Title: The use of PacBio and Hi-C data in denovo assembly of the goat genome

Author
item Bickhart, Derek
item KOREN, SERGEY - Department Of Defense
item PHILLIPPY, ADAM - Department Of Defense
item SMITH, TIMOTHY - Department Of Defense
item BURTON, JOSH - University Of Washington
item LLACHKO, IVAN - University Of Washington
item SAYRE, BRIAN - Virginia State University
item HUSON, HEATHER - Cornell University
item Schroeder, Steven - Steve
item Van Tassell, Curtis - Curt
item Sonstegard, Tad

Submitted to: Plant and Animal Genome Conference Proceedings
Publication Type: Abstract Only
Publication Acceptance Date: 1/11/2015
Publication Date: 1/11/2015
Citation: Bickhart, D.M., Koren, S., Phillippy, A.M., Smith, T.P., Burton, J.N., Llachko, I., Sayre, B.L., Huson, H.J., Schroeder, S.G., Van Tassell, C.P., Sonstegard, T.S. 2015. The use of PacBio and Hi-C data in denovo assembly of the goat genome. Plant and Animal Genome Conference Proceedings. San Diego, CA, January 10–14, W144.

Interpretive Summary:

Technical Abstract: Generating de novo reference genome assemblies for non-model organisms is a laborious task that often requires a large amount of data from several sequencing platforms and cytogenetic surveys. By using PacBio sequence data and new library creation techniques, we present a de novo, high quality reference assembly for the goat (Capra hircus) that demonstrates a primarily sequencing-based approach to efficiently create new reference assemblies for Eukaryotic species. This goat reference genome was created using 38 million PacBio P5-C3 reads generated from a San Clemente goat using the Celera Assembler PBcR pipeline with PacBio read self-correction. In order to generate the assembly, corrected and filtered reads were pre-assembled into a consensus model using PBDAGCON, and subsequently assembled using the Celera Assembly version 8.2. We generated 5,902 contigs using this method with a contig N50 size of 2.56 megabases. In order to generate chromosome-sized scaffolds, we used the LACHESIS scaffolding method to identify cis-chromosome Hi-C interactions in order to link contigs together.
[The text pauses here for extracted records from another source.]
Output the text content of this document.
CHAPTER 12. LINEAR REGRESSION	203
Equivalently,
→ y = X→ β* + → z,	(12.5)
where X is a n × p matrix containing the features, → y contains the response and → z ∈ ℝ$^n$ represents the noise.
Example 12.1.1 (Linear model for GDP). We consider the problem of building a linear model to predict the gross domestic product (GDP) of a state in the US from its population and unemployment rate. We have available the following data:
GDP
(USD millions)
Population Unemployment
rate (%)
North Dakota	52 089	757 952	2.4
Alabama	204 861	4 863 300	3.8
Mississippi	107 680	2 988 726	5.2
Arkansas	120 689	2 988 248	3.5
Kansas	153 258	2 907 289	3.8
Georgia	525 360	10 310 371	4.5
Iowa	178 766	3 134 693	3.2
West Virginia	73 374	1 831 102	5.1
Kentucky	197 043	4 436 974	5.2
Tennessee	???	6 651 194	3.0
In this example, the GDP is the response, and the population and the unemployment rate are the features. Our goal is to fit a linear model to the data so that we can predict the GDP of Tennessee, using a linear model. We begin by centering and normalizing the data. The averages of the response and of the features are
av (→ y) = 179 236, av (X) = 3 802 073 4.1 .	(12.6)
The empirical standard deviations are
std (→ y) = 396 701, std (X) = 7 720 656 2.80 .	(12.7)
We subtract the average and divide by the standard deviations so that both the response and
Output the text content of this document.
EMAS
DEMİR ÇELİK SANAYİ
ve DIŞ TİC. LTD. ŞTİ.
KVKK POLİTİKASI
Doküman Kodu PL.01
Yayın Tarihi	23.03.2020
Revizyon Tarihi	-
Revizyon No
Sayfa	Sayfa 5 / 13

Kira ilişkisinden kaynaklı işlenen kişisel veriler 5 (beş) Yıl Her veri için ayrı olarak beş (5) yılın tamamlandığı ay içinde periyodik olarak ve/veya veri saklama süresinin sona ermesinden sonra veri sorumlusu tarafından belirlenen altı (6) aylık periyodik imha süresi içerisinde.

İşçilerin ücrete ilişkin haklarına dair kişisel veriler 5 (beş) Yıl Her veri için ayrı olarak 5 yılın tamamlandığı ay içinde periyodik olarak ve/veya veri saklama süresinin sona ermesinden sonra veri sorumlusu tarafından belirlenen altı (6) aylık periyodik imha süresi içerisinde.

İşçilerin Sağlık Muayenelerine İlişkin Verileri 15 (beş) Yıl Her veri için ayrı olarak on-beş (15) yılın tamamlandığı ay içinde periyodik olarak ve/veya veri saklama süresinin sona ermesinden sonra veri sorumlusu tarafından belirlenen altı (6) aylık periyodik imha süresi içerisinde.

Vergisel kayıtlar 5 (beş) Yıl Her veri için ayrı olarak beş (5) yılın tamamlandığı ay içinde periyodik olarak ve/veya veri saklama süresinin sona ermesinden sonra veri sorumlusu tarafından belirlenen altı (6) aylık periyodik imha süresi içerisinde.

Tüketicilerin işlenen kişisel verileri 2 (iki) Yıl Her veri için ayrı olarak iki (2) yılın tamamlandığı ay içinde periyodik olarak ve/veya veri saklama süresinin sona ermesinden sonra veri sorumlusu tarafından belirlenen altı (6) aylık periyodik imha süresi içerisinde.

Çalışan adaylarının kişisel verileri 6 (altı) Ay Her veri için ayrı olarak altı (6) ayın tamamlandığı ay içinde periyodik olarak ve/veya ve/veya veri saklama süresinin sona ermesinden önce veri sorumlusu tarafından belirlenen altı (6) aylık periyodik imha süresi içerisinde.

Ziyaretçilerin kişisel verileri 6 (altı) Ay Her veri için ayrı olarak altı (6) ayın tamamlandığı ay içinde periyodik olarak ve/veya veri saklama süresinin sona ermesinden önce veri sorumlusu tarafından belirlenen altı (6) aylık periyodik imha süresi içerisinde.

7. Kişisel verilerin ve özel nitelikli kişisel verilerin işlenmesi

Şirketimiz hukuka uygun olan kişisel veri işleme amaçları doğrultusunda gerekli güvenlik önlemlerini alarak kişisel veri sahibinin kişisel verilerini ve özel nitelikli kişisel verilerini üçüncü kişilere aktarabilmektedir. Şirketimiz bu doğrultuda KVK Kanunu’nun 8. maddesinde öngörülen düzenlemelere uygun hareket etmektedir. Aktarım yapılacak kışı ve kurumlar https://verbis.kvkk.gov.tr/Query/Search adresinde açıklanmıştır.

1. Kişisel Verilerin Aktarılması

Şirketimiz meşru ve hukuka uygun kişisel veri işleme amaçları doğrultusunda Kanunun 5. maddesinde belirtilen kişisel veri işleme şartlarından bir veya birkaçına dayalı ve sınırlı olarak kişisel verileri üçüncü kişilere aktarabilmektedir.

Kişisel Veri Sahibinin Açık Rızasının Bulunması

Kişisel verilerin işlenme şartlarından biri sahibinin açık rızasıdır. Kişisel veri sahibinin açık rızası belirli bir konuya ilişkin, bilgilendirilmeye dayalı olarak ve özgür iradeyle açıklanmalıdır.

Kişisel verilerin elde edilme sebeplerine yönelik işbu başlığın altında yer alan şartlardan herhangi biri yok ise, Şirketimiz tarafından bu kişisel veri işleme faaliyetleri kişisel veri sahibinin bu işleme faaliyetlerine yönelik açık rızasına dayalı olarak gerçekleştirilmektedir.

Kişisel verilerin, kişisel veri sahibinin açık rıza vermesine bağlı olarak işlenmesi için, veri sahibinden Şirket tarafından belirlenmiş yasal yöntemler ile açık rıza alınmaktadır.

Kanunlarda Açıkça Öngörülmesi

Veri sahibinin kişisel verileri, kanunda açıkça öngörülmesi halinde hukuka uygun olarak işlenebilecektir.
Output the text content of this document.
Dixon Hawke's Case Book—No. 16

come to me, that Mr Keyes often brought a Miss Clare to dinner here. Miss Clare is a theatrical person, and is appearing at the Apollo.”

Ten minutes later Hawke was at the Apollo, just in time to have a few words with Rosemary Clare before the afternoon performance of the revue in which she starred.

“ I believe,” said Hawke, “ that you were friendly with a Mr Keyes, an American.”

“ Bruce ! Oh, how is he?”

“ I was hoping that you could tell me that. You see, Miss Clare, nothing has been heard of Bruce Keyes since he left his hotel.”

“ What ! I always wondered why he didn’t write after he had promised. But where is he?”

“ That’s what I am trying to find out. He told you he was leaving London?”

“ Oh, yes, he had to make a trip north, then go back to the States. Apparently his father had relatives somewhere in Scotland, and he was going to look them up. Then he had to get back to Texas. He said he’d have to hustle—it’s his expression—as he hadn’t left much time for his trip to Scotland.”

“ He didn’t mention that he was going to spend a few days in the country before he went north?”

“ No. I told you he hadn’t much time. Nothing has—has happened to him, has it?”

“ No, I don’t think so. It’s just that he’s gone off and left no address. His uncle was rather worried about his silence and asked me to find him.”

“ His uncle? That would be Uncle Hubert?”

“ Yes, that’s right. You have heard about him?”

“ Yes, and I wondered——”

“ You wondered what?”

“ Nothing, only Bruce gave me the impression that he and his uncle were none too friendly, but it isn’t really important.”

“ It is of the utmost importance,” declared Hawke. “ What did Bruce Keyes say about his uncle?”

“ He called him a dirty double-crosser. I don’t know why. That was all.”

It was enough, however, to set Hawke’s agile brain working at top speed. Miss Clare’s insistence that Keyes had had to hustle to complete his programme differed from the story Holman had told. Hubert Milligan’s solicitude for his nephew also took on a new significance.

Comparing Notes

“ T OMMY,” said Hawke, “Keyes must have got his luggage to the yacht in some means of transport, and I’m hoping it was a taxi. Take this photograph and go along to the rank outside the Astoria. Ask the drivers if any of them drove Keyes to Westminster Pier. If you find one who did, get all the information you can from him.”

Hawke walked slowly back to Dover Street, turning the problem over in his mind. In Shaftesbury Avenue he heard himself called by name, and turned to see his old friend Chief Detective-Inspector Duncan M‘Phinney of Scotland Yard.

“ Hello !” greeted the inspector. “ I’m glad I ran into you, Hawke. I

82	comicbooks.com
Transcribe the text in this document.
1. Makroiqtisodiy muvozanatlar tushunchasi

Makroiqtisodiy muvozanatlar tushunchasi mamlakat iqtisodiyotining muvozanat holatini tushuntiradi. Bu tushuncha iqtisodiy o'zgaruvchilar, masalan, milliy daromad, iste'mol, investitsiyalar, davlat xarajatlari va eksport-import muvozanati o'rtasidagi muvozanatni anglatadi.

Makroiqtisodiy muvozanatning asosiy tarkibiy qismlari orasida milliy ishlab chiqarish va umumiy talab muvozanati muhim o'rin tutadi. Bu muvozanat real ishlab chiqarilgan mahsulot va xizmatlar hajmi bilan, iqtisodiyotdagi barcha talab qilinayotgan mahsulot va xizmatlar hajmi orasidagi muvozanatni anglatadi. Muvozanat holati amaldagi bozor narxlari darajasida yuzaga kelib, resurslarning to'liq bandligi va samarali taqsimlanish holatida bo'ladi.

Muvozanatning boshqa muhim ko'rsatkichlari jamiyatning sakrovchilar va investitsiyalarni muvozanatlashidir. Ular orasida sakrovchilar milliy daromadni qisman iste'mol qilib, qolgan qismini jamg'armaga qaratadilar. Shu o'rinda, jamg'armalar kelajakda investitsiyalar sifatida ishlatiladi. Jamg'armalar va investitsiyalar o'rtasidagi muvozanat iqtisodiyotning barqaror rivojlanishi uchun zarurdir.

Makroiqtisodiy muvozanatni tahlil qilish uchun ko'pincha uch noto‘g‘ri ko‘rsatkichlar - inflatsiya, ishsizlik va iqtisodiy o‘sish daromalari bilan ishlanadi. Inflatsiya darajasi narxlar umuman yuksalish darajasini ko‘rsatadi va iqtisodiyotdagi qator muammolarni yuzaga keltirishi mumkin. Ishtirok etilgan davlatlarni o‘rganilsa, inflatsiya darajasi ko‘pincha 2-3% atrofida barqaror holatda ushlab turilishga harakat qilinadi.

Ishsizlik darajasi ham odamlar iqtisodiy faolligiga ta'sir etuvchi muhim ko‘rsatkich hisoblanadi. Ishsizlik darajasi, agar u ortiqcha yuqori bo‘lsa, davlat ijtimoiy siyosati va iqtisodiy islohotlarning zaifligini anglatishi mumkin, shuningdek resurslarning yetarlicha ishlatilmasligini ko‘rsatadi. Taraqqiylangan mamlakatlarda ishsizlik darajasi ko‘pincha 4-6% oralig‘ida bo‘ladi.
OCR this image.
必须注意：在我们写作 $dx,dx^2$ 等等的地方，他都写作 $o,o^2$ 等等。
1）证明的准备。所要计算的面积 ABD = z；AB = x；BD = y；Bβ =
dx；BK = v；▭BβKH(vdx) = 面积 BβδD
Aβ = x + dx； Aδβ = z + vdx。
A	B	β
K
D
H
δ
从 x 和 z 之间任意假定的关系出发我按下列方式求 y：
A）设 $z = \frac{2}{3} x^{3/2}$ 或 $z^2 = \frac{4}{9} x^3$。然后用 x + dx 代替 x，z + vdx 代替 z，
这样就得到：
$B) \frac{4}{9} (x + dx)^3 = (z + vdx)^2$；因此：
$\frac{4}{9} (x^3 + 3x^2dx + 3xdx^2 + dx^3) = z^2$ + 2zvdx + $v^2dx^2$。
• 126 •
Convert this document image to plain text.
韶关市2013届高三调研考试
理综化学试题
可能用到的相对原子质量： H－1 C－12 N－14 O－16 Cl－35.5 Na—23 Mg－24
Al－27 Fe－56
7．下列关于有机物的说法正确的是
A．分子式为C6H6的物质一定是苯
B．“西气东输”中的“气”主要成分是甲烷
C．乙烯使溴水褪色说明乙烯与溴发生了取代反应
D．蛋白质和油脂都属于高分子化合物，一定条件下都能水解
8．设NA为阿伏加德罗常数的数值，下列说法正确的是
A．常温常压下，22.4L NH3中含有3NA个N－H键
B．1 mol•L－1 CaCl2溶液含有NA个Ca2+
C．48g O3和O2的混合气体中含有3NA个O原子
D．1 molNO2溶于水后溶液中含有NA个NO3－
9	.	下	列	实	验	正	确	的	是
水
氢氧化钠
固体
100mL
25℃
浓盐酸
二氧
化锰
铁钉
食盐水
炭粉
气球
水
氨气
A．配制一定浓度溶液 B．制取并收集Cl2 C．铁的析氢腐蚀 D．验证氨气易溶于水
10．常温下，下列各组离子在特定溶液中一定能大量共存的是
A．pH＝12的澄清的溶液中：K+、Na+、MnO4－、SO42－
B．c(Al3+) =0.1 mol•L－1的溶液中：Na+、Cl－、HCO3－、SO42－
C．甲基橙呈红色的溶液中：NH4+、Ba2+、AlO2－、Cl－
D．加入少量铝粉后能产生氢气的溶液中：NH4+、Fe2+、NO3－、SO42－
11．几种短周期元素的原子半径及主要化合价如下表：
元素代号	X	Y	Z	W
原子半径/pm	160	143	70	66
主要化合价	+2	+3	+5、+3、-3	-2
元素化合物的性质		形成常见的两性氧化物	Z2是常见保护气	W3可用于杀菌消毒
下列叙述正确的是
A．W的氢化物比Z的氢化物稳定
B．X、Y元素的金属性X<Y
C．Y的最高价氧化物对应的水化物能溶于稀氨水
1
We then compared our new assembly to the existing goat reference assembly to identify large-scale discrepancies. In our comparison, we identified 247 disagreements between the two assemblies consisting of 123 inversions and 124 chromosome-contig relocations. The high quality of this data illustrates how this methodology can be used to efficiently generate new reference genome assemblies without the use of expensive fluorescent cytometry or large quantities of data from multiple sequencing platforms.